Comment for Malaria Action Plan GMAP2

I am pleased to see that Pedro will take over the hard task that Rob Newman left. Rob was instrumental in bringing the Global Malaria Programme back to life, and now I would like to see it expand its influence. When one looks at the various malaria control operations in various countries and read the various blogs etc, it is apparent that there is a lack of coordination, and in most instances there are several agencies, donors, major players and national personalities operating.
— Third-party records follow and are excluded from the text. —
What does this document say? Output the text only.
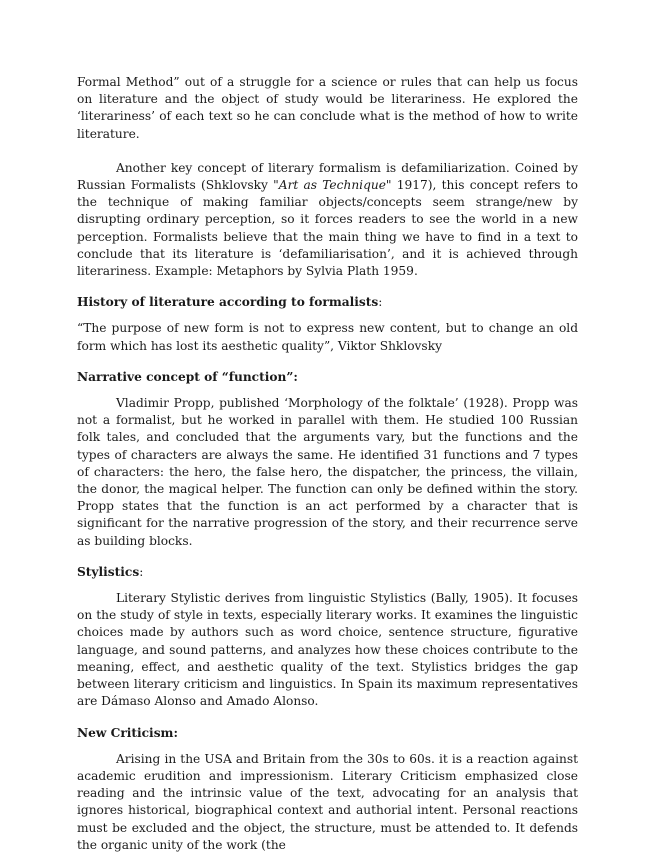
Formal Method” out of a struggle for a science or rules that can help us focus on literature and the object of study would be literariness. He explored the ‘literariness’ of each text so he can conclude what is the method of how to write literature.

Another key concept of literary formalism is defamiliarization. Coined by Russian Formalists (Shklovsky "Art as Technique" 1917), this concept refers to the technique of making familiar objects/concepts seem strange/new by disrupting ordinary perception, so it forces readers to see the world in a new perception. Formalists believe that the main thing we have to find in a text to conclude that its literature is ‘defamiliarisation’, and it is achieved through literariness. Example: Metaphors by Sylvia Plath 1959.

History of literature according to formalists:

“The purpose of new form is not to express new content, but to change an old form which has lost its aesthetic quality”, Viktor Shklovsky

Narrative concept of “function”:

Vladimir Propp, published ‘Morphology of the folktale’ (1928). Propp was not a formalist, but he worked in parallel with them. He studied 100 Russian folk tales, and concluded that the arguments vary, but the functions and the types of characters are always the same. He identified 31 functions and 7 types of characters: the hero, the false hero, the dispatcher, the princess, the villain, the donor, the magical helper. The function can only be defined within the story. Propp states that the function is an act performed by a character that is significant for the narrative progression of the story, and their recurrence serve as building blocks.

Stylistics:

Literary Stylistic derives from linguistic Stylistics (Bally, 1905). It focuses on the study of style in texts, especially literary works. It examines the linguistic choices made by authors such as word choice, sentence structure, figurative language, and sound patterns, and analyzes how these choices contribute to the meaning, effect, and aesthetic quality of the text. Stylistics bridges the gap between literary criticism and linguistics. In Spain its maximum representatives are Dámaso Alonso and Amado Alonso.

New Criticism:

Arising in the USA and Britain from the 30s to 60s. it is a reaction against academic erudition and impressionism. Literary Criticism emphasized close reading and the intrinsic value of the text, advocating for an analysis that ignores historical, biographical context and authorial intent. Personal reactions must be excluded and the object, the structure, must be attended to. It defends the organic unity of the work (the
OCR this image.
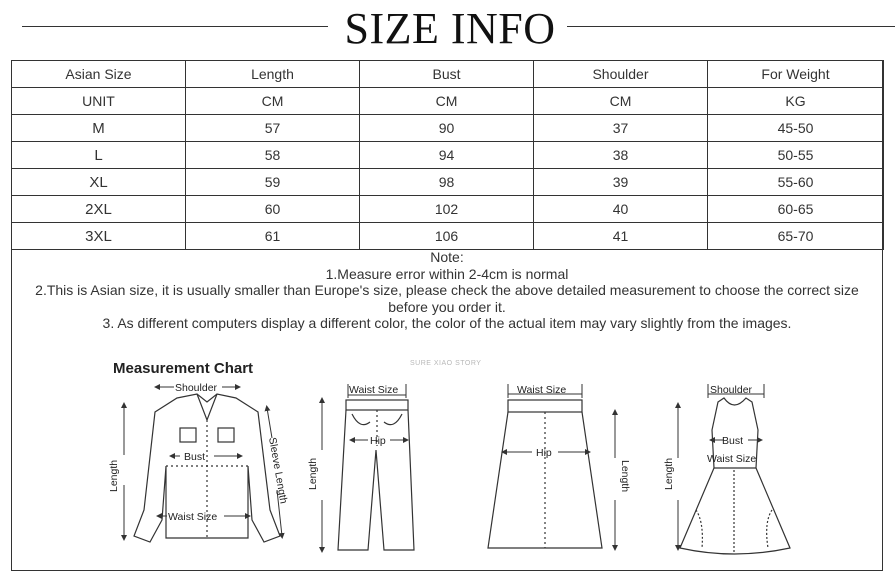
SIZE INFO
Asian Size	Length	Bust	Shoulder	For Weight
UNIT	CM	CM	CM	KG
M	57	90	37	45-50
L	58	94	38	50-55
XL	59	98	39	55-60
2XL	60	102	40	60-65
3XL	61	106	41	65-70
Note:
1.Measure error within 2-4cm is normal
2.This is Asian size, it is usually smaller than Europe's size, please check the above detailed measurement to choose the correct size
before you order it.
3. As different computers display a different color, the color of the actual item may vary slightly from the images.
Shoulder
Bust
Waist Size
Length	Sleeve Length
Waist Size
Hip
Length
Waist Size
Hip
Length
Shoulder
Bust
Waist Size
Length
Measurement Chart	SURE XIAO STORY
Wherever malaria has been eliminated, success was likely to have been based on the interplay of a series of mechanisms. In the United States it may have coincided with the advent of residual insecticides, but there were a variety of factors associated with the success. These were seasonal changes, environmental factors, political decisions that affected where people could live, the advent of improved treatments and increase in wealth and improvement of living standards. The same can be said of Italy and much of Europe in the early part of the 20th Century.
I feel that we should start a conversation about coordination. I attended Malaria Day here in Baltimore last week, and one still hears people speaking as if all we have to do is send more nets to Africa! Africa is swimming in nets, in fact there are NO plans that one hears of to REPLACE (key word) expended of torn nets in anything but an ad hoc manner. Yet Anopheles funestus (resistant to pyrethoids) is appearing all over Eastern and Southern Africa.
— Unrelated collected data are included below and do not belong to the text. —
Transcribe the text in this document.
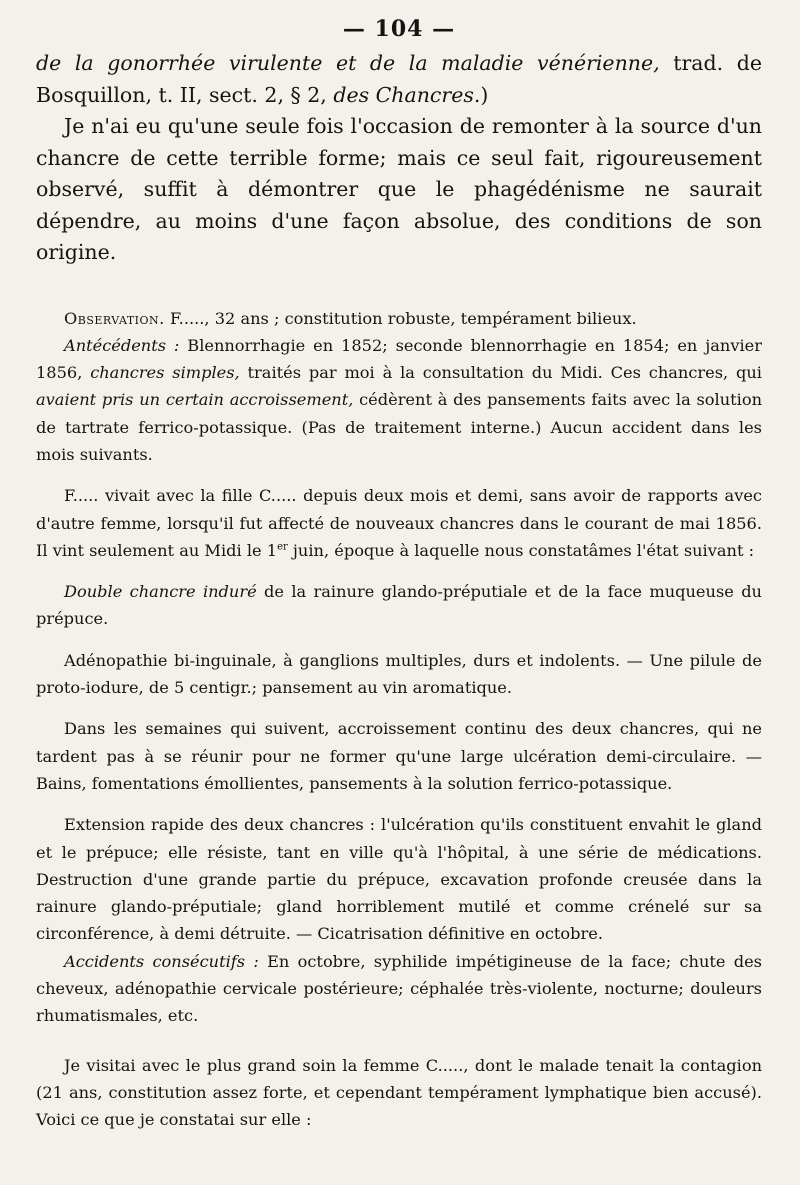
— 104 —

de la gonorrhée virulente et de la maladie vénérienne, trad. de Bosquillon, t. II, sect. 2, § 2, des Chancres.)

Je n'ai eu qu'une seule fois l'occasion de remonter à la source d'un chancre de cette terrible forme; mais ce seul fait, rigoureusement observé, suffit à démontrer que le phagédénisme ne saurait dépendre, au moins d'une façon absolue, des conditions de son origine.

Observation. F....., 32 ans ; constitution robuste, tempérament bilieux.

Antécédents : Blennorrhagie en 1852; seconde blennorrhagie en 1854; en janvier 1856, chancres simples, traités par moi à la consultation du Midi. Ces chancres, qui avaient pris un certain accroissement, cédèrent à des pansements faits avec la solution de tartrate ferrico-potassique. (Pas de traitement interne.) Aucun accident dans les mois suivants.

F..... vivait avec la fille C..... depuis deux mois et demi, sans avoir de rapports avec d'autre femme, lorsqu'il fut affecté de nouveaux chancres dans le courant de mai 1856. Il vint seulement au Midi le 1er juin, époque à laquelle nous constatâmes l'état suivant :

Double chancre induré de la rainure glando-préputiale et de la face muqueuse du prépuce.

Adénopathie bi-inguinale, à ganglions multiples, durs et indolents. — Une pilule de proto-iodure, de 5 centigr.; pansement au vin aromatique.

Dans les semaines qui suivent, accroissement continu des deux chancres, qui ne tardent pas à se réunir pour ne former qu'une large ulcération demi-circulaire. — Bains, fomentations émollientes, pansements à la solution ferrico-potassique.

Extension rapide des deux chancres : l'ulcération qu'ils constituent envahit le gland et le prépuce; elle résiste, tant en ville qu'à l'hôpital, à une série de médications. Destruction d'une grande partie du prépuce, excavation profonde creusée dans la rainure glando-préputiale; gland horriblement mutilé et comme crénelé sur sa circonférence, à demi détruite. — Cicatrisation définitive en octobre.

Accidents consécutifs : En octobre, syphilide impétigineuse de la face; chute des cheveux, adénopathie cervicale postérieure; céphalée très-violente, nocturne; douleurs rhumatismales, etc.

Je visitai avec le plus grand soin la femme C....., dont le malade tenait la contagion (21 ans, constitution assez forte, et cependant tempérament lymphatique bien accusé). Voici ce que je constatai sur elle :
I have noticed several papers that make the name Plasmodium into an adjective plasmodial, they even capitalise the word to try and make the adjectiveback into a noun!
The medics have done this for uears, but it is INCORRECT we cannot make a name into an adjective. Imagine saying Cliveal to describe my hat!
Please all that referee papers be alert for this misnomer. If someone uses plasmodial in a paper, suggest the author take a simple grammer lesson and do not accept the slur on Shakespear's, (and my) language!